Hele de ellerin yoksa, tanrı kabul etmiyor dudaklarının duasını. Ruhunun ellerini kaybettiğin hangi çağdı unuttun. Başkaldırının nefesi kokan , insansızısı kokan duanı kabul etmedi tanrı. Ellerin kayıp.
Tanrı öldü mü yoksa?
Sessiz, yalın akan bir nehrin dokunuşuyla uyanmak istedin uykundan. Kendi coşkunla dirilmek, dinginleşmek, diriltmek istedin dünyayı. Leş kargaları üşüşmüşken ölü çocuk bedenine, en kâllâvi küfürleri basıp da bazen, gitmek istedin. Kendinden hep. Ama hep yine kendine… Kendiliğinden. Zaman sonsuzluktan sonsuzluğa evrilmekse eğer, hiç doğmamış ya da hiç ölmemiş olmalısın sen. 3 Ekim 2013
YORUMLAR
İnsan herşeyi kendi içinde yaşatıyor ya da öldürüyor. Bilinçle beden çatışması, insanı ne çok yoruyor.
O zaman diyor ki insan...ya bedenim sussun ya da ruhum.
mimoza2023
Sanki sen kuyunun tam dibinden yazıyorsun, sanki tamamlanıyor birlikte.... Benim hissettiklerim böyle. Ama senin yazdıkların, çok daha can yakıcı, can alıcı.... Böylesi iyi şimdilik... Bakalım zaman ne gösterecek bize...

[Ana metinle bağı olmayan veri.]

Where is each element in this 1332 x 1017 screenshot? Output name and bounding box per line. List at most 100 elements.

Ve her zaman onore eden, motive eden yorumların için de çok teşekkürler.... İyi ki varsın biricik dostum, iyi ki varsın... Sevgimle....

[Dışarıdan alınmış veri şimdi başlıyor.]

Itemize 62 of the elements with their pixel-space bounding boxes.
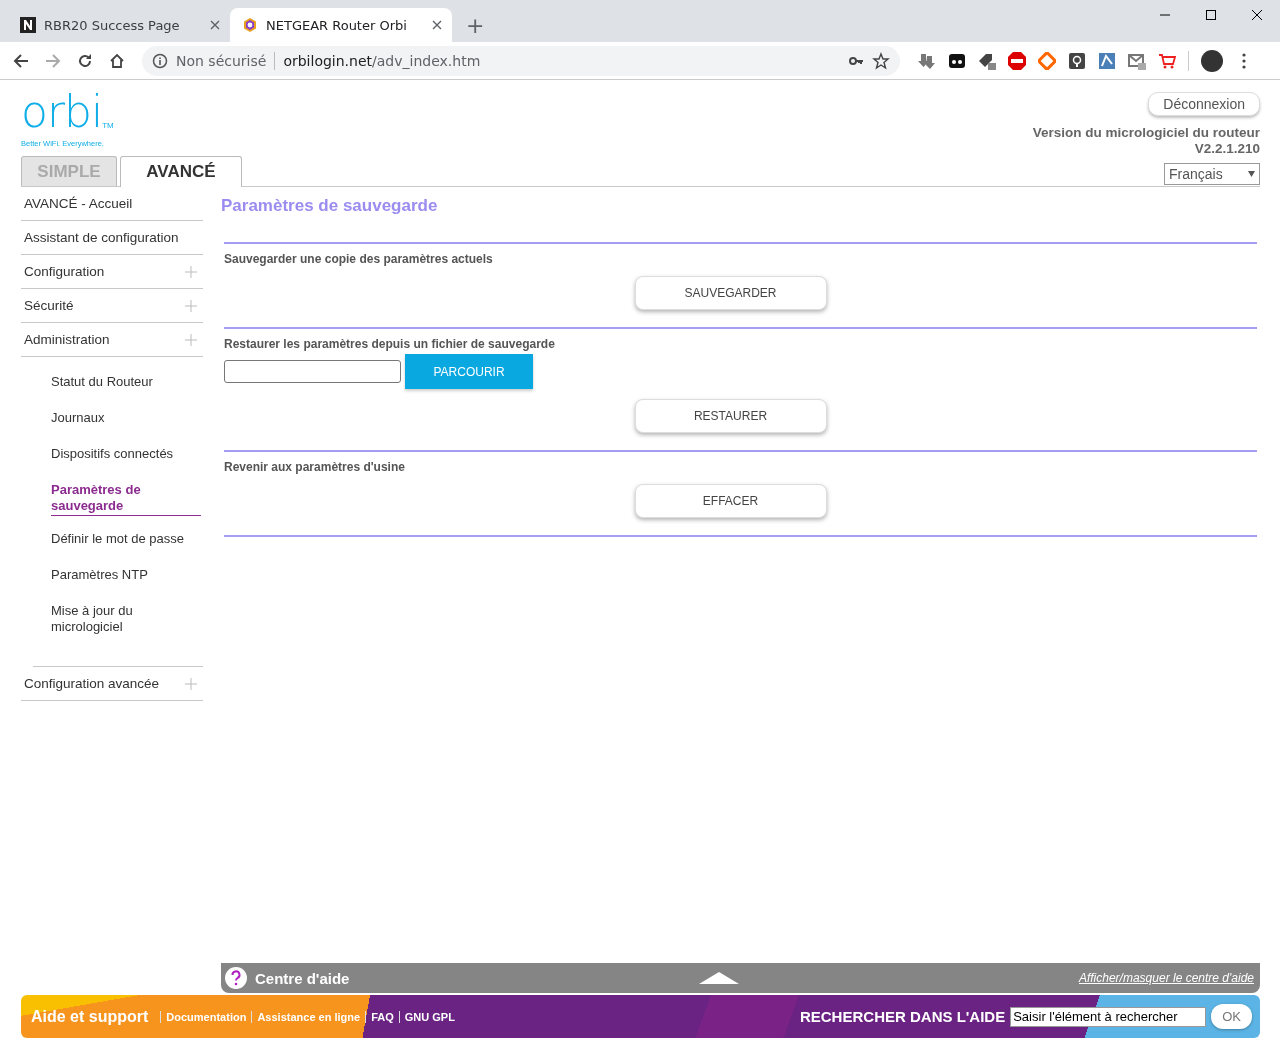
footer-link[interactable]: GNU GPL: [398, 1010, 460, 1023]
help-icon[interactable]: [225, 967, 247, 989]
mask-icon[interactable]: [948, 51, 966, 70]
browser-tab[interactable]: NETGEAR Router Orbi: [230, 8, 452, 42]
search-field[interactable]: Saisir l'élément à rechercher: [1010, 1006, 1207, 1027]
download-arrows-icon[interactable]: [918, 51, 936, 70]
sidebar-subitem[interactable]: Statut du Routeur: [51, 369, 201, 395]
sidebar-item[interactable]: Sécurité: [21, 289, 203, 323]
new-tab-button[interactable]: +: [462, 13, 489, 38]
sidebar-subitem[interactable]: Dispositifs connectés: [51, 441, 201, 467]
home-icon[interactable]: [109, 52, 125, 69]
letter-logo-icon: [20, 17, 36, 33]
search-label: RECHERCHER DANS L'AIDE: [799, 1008, 1006, 1025]
diamond-icon[interactable]: [1038, 51, 1056, 70]
reload-icon[interactable]: [77, 52, 93, 69]
info-icon[interactable]: [152, 52, 168, 69]
dropdown-arrow-icon: [1248, 171, 1255, 177]
sidebar-item[interactable]: AVANCÉ - Accueil: [21, 187, 203, 221]
address-url[interactable]: orbilogin.net/adv_index.htm: [283, 52, 481, 69]
adblock-icon[interactable]: [1008, 51, 1026, 70]
section-label: Restaurer les paramètres depuis un fichier de sauvegarde: [224, 337, 556, 351]
sidebar-item[interactable]: Configuration avancée: [21, 667, 203, 701]
section-label: Sauvegarder une copie des paramètres actuels: [224, 252, 494, 266]
sidebar-subitem[interactable]: Paramètres de sauvegarde: [51, 477, 201, 516]
lightbulb-icon[interactable]: [1068, 51, 1086, 70]
sidebar-subitem[interactable]: Paramètres NTP: [51, 562, 201, 588]
sidebar-subitem[interactable]: Mise à jour du micrologiciel: [51, 598, 201, 640]
expand-triangle-icon[interactable]: [699, 972, 740, 984]
action-button[interactable]: RESTAURER: [634, 399, 827, 433]
page-title: Paramètres de sauvegarde: [221, 196, 439, 216]
sidebar-item[interactable]: Configuration: [21, 255, 203, 289]
logout-button[interactable]: Déconnexion: [1148, 92, 1260, 116]
back-arrow-icon[interactable]: [13, 52, 29, 69]
hexagon-logo-icon: [242, 17, 258, 33]
star-icon[interactable]: [872, 51, 890, 70]
firmware-version: Version du micrologiciel du routeur V2.2.1.210: [1032, 125, 1260, 157]
security-label: Non sécurisé: [176, 52, 267, 69]
sidebar-item[interactable]: Administration: [21, 323, 203, 357]
trademark-mark: TM: [102, 121, 114, 130]
footer-title: Aide et support: [31, 1007, 149, 1026]
chart-square-icon[interactable]: [1098, 51, 1116, 70]
language-dropdown[interactable]: Français: [1164, 163, 1260, 185]
help-center-title: Centre d'aide: [255, 969, 350, 987]
sidebar-item[interactable]: Assistant de configuration: [21, 221, 203, 255]
close-icon[interactable]: [210, 20, 220, 30]
browser-tab[interactable]: RBR20 Success Page: [8, 8, 230, 42]
close-icon[interactable]: [432, 20, 442, 30]
action-button[interactable]: SAUVEGARDER: [634, 276, 827, 310]
file-path-field[interactable]: [224, 360, 401, 383]
footer-link[interactable]: FAQ: [365, 1010, 399, 1023]
logo-wordmark: orbi: [21, 92, 103, 132]
sidebar-subitem[interactable]: Définir le mot de passe: [51, 526, 201, 552]
avatar-icon[interactable]: [1201, 49, 1223, 72]
cart-icon[interactable]: [1158, 51, 1176, 70]
mode-tab[interactable]: AVANCÉ: [120, 156, 242, 187]
toggle-help-link[interactable]: Afficher/masquer le centre d'aide: [1078, 971, 1254, 985]
action-button[interactable]: EFFACER: [634, 484, 827, 518]
ok-button[interactable]: OK: [1211, 1004, 1252, 1029]
tag-icon[interactable]: [978, 51, 996, 70]
section-label: Revenir aux paramètres d'usine: [224, 460, 406, 474]
sidebar-subitem[interactable]: Journaux: [51, 405, 201, 431]
mail-icon[interactable]: [1128, 51, 1146, 70]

Yine derin, yine sürükleyici, yine bambaşka...senin peşine takılıp başka dünyalara yol almak ....kaybolmak...
Şahane!!!!
Eksik olma dilerim...ve sevinç doluyum seni daha sık okuyabildiğim için...
Sevgilerimle her daim.
mimoza2023
Ve her zaman onore eden, motive eden yorumların için de çok teşekkürler.... İyi ki varsın biricik dostum, iyi ki varsın... Sevgimle....
Sitare2020
Yine tatlı tebessümlerimle.
Mesleğinizi bilmem.
Konumunuzu bilmem.
Ruh halinizi bilmem.
Hakkınızda da pek bir şey bilmem.
Anladığım kadarıyla "ölüm" kavramıyla cedelleşip duruyorsunuz.
Rica etsem.
Bu kadar "ölüm" kavramıyla cedelleşmeseniz.

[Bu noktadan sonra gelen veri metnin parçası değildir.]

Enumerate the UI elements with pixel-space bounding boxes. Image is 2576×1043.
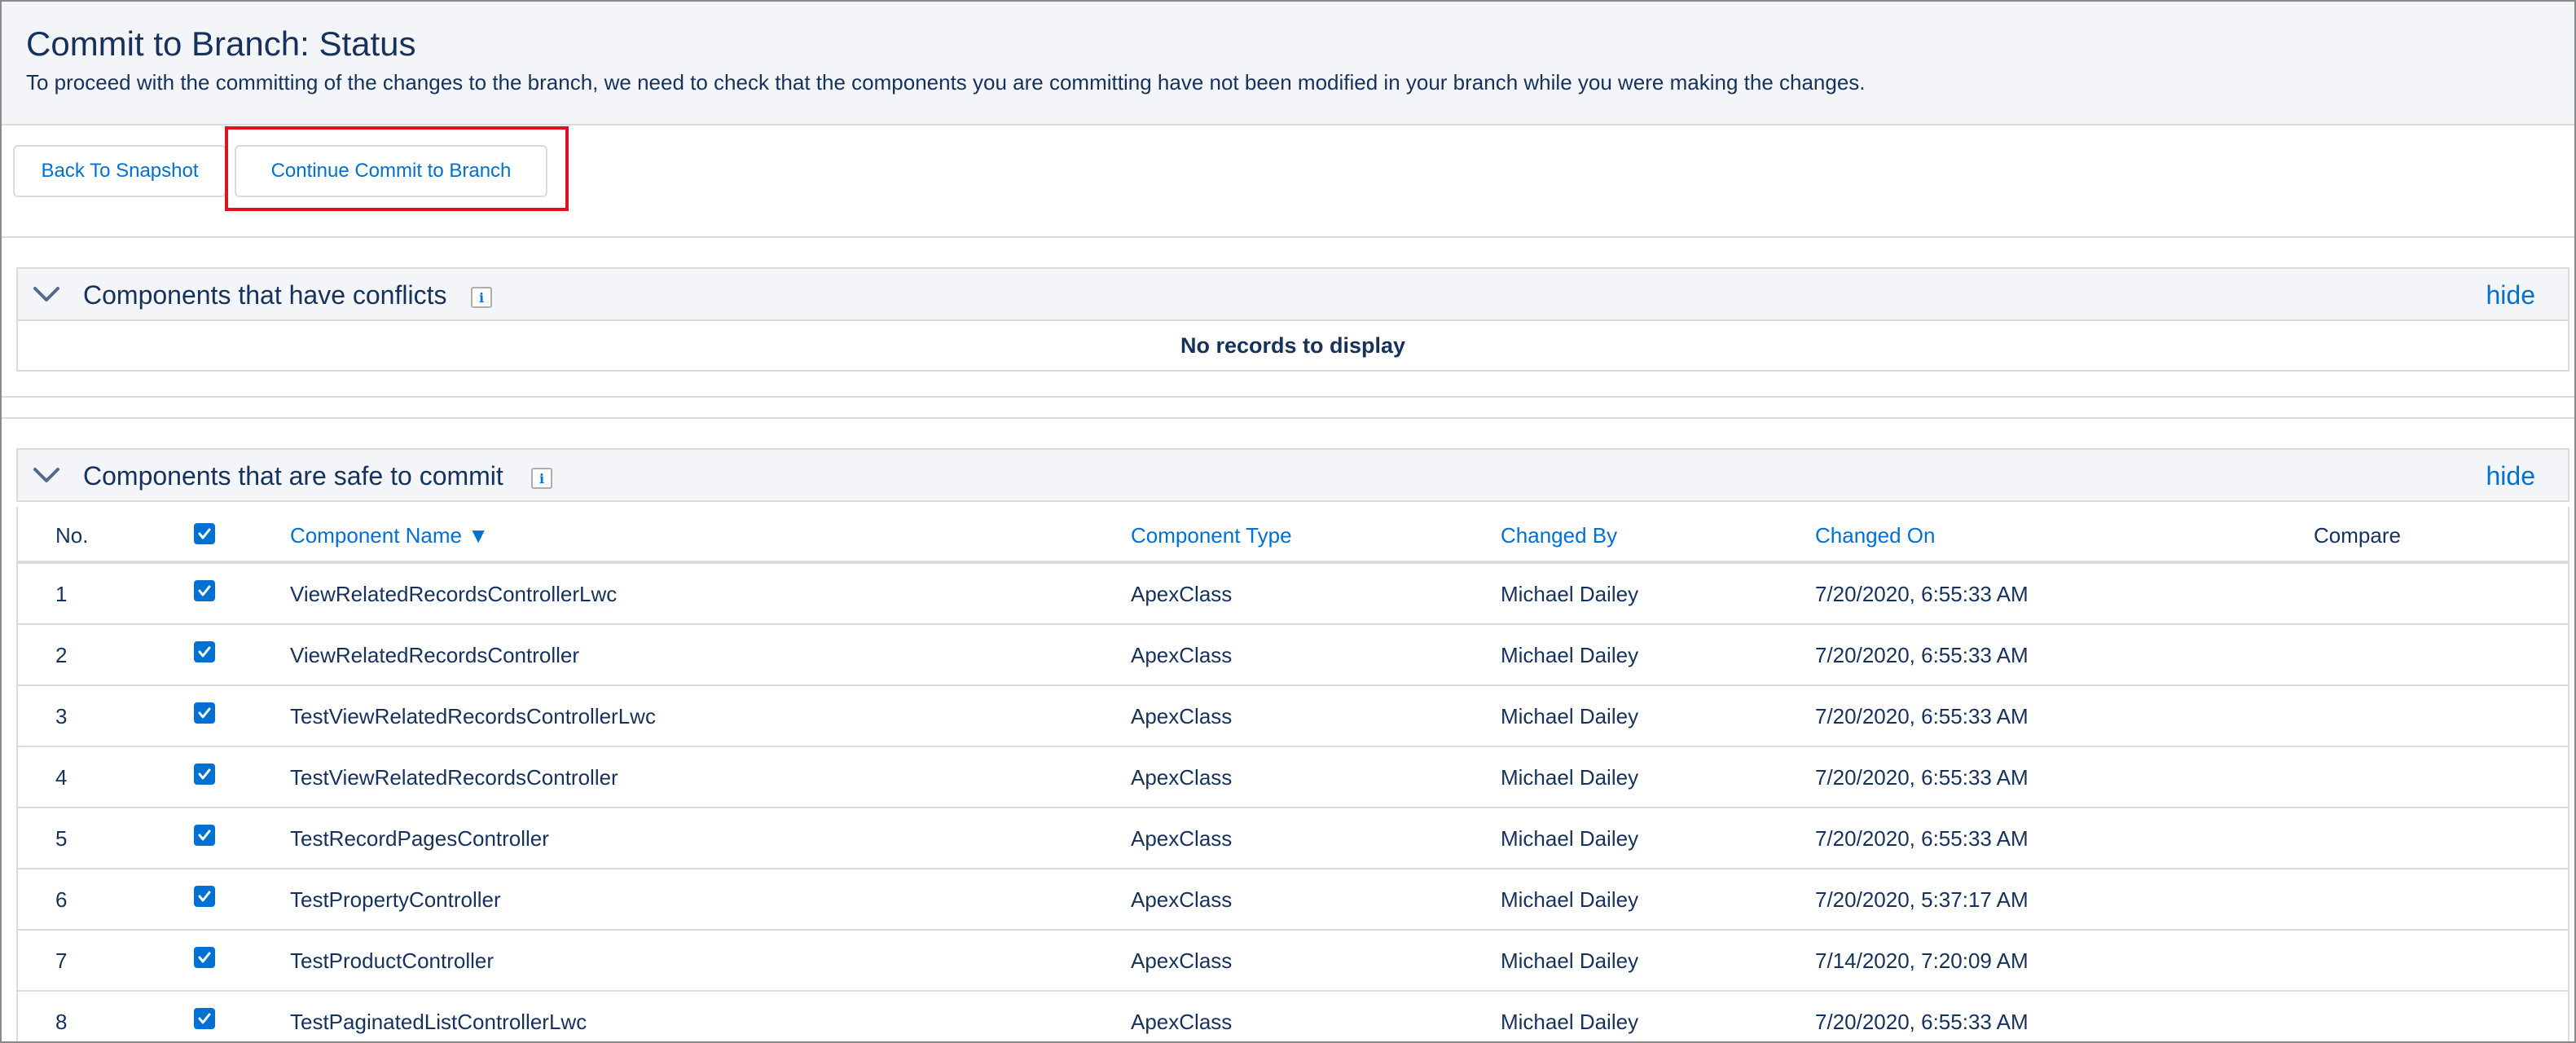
- conflicts-section-header[interactable]: Components that have conflicts i hide: [16, 267, 2569, 321]
- row-number: 4: [55, 765, 68, 790]
- table-row[interactable]: 5 TestRecordPagesController ApexClass Micha…: [18, 808, 2568, 869]
- checkmark-icon: [198, 646, 211, 658]
- table-row[interactable]: 6 TestPropertyController ApexClass Michael …: [18, 869, 2568, 931]
- chevron-down-icon[interactable]: [33, 463, 60, 487]
- conflicts-section-title: Components that have conflicts: [83, 280, 447, 310]
- column-header-compare: Compare: [2314, 523, 2401, 548]
- changed-on: 7/20/2020, 6:55:33 AM: [1815, 1010, 2029, 1034]
- sort-desc-icon: ▼: [468, 523, 489, 548]
- checkmark-icon: [198, 585, 211, 596]
- component-type: ApexClass: [1131, 826, 1233, 851]
- row-number: 2: [55, 643, 68, 667]
- row-number: 8: [55, 1010, 68, 1034]
- row-number: 3: [55, 704, 68, 728]
- page-description: To proceed with the committing of the ch…: [26, 70, 1866, 95]
- changed-on: 7/20/2020, 6:55:33 AM: [1815, 643, 2029, 667]
- column-header-component-name[interactable]: Component Name ▼: [290, 523, 489, 548]
- table-header: No. Component Name ▼ Component Type Chan…: [18, 507, 2568, 564]
- component-name: TestRecordPagesController: [290, 826, 549, 851]
- checkmark-icon: [198, 1013, 211, 1024]
- changed-on: 7/20/2020, 6:55:33 AM: [1815, 765, 2029, 790]
- safe-section-title: Components that are safe to commit: [83, 461, 503, 491]
- component-name: TestProductController: [290, 948, 494, 973]
- highlight-box: [225, 126, 569, 211]
- changed-by: Michael Dailey: [1501, 765, 1639, 790]
- row-checkbox[interactable]: [194, 1008, 215, 1029]
- component-name: TestViewRelatedRecordsControllerLwc: [290, 704, 656, 728]
- component-type: ApexClass: [1131, 765, 1233, 790]
- divider: [2, 417, 2574, 419]
- changed-on: 7/20/2020, 5:37:17 AM: [1815, 887, 2029, 912]
- page-header: Commit to Branch: Status To proceed with…: [2, 2, 2574, 125]
- table-row[interactable]: 8 TestPaginatedListControllerLwc ApexClass…: [18, 992, 2568, 1041]
- component-type: ApexClass: [1131, 948, 1233, 973]
- component-type: ApexClass: [1131, 643, 1233, 667]
- table-row[interactable]: 1 ViewRelatedRecordsControllerLwc ApexClas…: [18, 564, 2568, 625]
- row-checkbox[interactable]: [194, 947, 215, 968]
- row-checkbox[interactable]: [194, 580, 215, 601]
- row-number: 1: [55, 582, 68, 606]
- changed-by: Michael Dailey: [1501, 887, 1639, 912]
- component-name: ViewRelatedRecordsControllerLwc: [290, 582, 618, 606]
- changed-on: 7/20/2020, 6:55:33 AM: [1815, 826, 2029, 851]
- app-frame: Commit to Branch: Status To proceed with…: [0, 0, 2576, 1043]
- divider: [2, 396, 2574, 398]
- table-row[interactable]: 3 TestViewRelatedRecordsControllerLwc Apex…: [18, 686, 2568, 747]
- component-name: ViewRelatedRecordsController: [290, 643, 580, 667]
- component-type: ApexClass: [1131, 887, 1233, 912]
- changed-by: Michael Dailey: [1501, 582, 1639, 606]
- component-name: TestPropertyController: [290, 887, 501, 912]
- row-number: 6: [55, 887, 68, 912]
- changed-on: 7/20/2020, 6:55:33 AM: [1815, 582, 2029, 606]
- column-header-changed-by[interactable]: Changed By: [1501, 523, 1617, 548]
- row-number: 5: [55, 826, 68, 851]
- info-icon[interactable]: i: [531, 468, 552, 489]
- chevron-down-icon[interactable]: [33, 282, 60, 306]
- safe-hide-link[interactable]: hide: [2486, 461, 2536, 491]
- row-checkbox[interactable]: [194, 641, 215, 662]
- changed-by: Michael Dailey: [1501, 643, 1639, 667]
- page-title: Commit to Branch: Status: [26, 24, 416, 63]
- changed-on: 7/20/2020, 6:55:33 AM: [1815, 704, 2029, 728]
- component-type: ApexClass: [1131, 704, 1233, 728]
- table-row[interactable]: 7 TestProductController ApexClass Michael D…: [18, 931, 2568, 992]
- table-row[interactable]: 2 ViewRelatedRecordsController ApexClass Mi…: [18, 625, 2568, 686]
- component-name: TestPaginatedListControllerLwc: [290, 1010, 587, 1034]
- safe-section-header[interactable]: Components that are safe to commit i hid…: [16, 448, 2569, 502]
- checkmark-icon: [198, 707, 211, 719]
- column-header-label: Component Name: [290, 523, 462, 548]
- row-checkbox[interactable]: [194, 825, 215, 846]
- checkmark-icon: [198, 768, 211, 780]
- row-checkbox[interactable]: [194, 764, 215, 785]
- row-checkbox[interactable]: [194, 702, 215, 724]
- changed-by: Michael Dailey: [1501, 948, 1639, 973]
- component-name: TestViewRelatedRecordsController: [290, 765, 618, 790]
- column-header-changed-on[interactable]: Changed On: [1815, 523, 1935, 548]
- back-to-snapshot-button[interactable]: Back To Snapshot: [13, 145, 226, 197]
- checkmark-icon: [198, 952, 211, 963]
- changed-on: 7/14/2020, 7:20:09 AM: [1815, 948, 2029, 973]
- changed-by: Michael Dailey: [1501, 826, 1639, 851]
- changed-by: Michael Dailey: [1501, 1010, 1639, 1034]
- safe-components-table: No. Component Name ▼ Component Type Chan…: [16, 507, 2569, 1041]
- row-number: 7: [55, 948, 68, 973]
- conflicts-hide-link[interactable]: hide: [2486, 280, 2536, 310]
- divider: [2, 236, 2574, 238]
- info-icon[interactable]: i: [471, 287, 492, 308]
- checkmark-icon: [198, 891, 211, 902]
- column-header-no: No.: [55, 523, 89, 548]
- checkmark-icon: [198, 830, 211, 841]
- row-checkbox[interactable]: [194, 886, 215, 907]
- select-all-checkbox[interactable]: [194, 523, 215, 544]
- changed-by: Michael Dailey: [1501, 704, 1639, 728]
- conflicts-empty-message: No records to display: [16, 321, 2569, 372]
- component-type: ApexClass: [1131, 1010, 1233, 1034]
- column-header-component-type[interactable]: Component Type: [1131, 523, 1292, 548]
- checkmark-icon: [198, 528, 211, 539]
- component-type: ApexClass: [1131, 582, 1233, 606]
- table-row[interactable]: 4 TestViewRelatedRecordsController ApexCla…: [18, 747, 2568, 808]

Zira "ruh, gönül ve beden" üçlüsünü bu kadar "ölümle" yormasanız.
Her canlı ölüm şerbetini içecektir.
Güzel duygularla, güzel hislerle kuşlara, kelebeklere, kedilere, minik bebeklere ve de afacan çocukkara ilginizi yoğunlaştırsanız.
Hem de gül rayihası modunda.
Ne dersiniz.
Sevgi ve selamlarımla efendim.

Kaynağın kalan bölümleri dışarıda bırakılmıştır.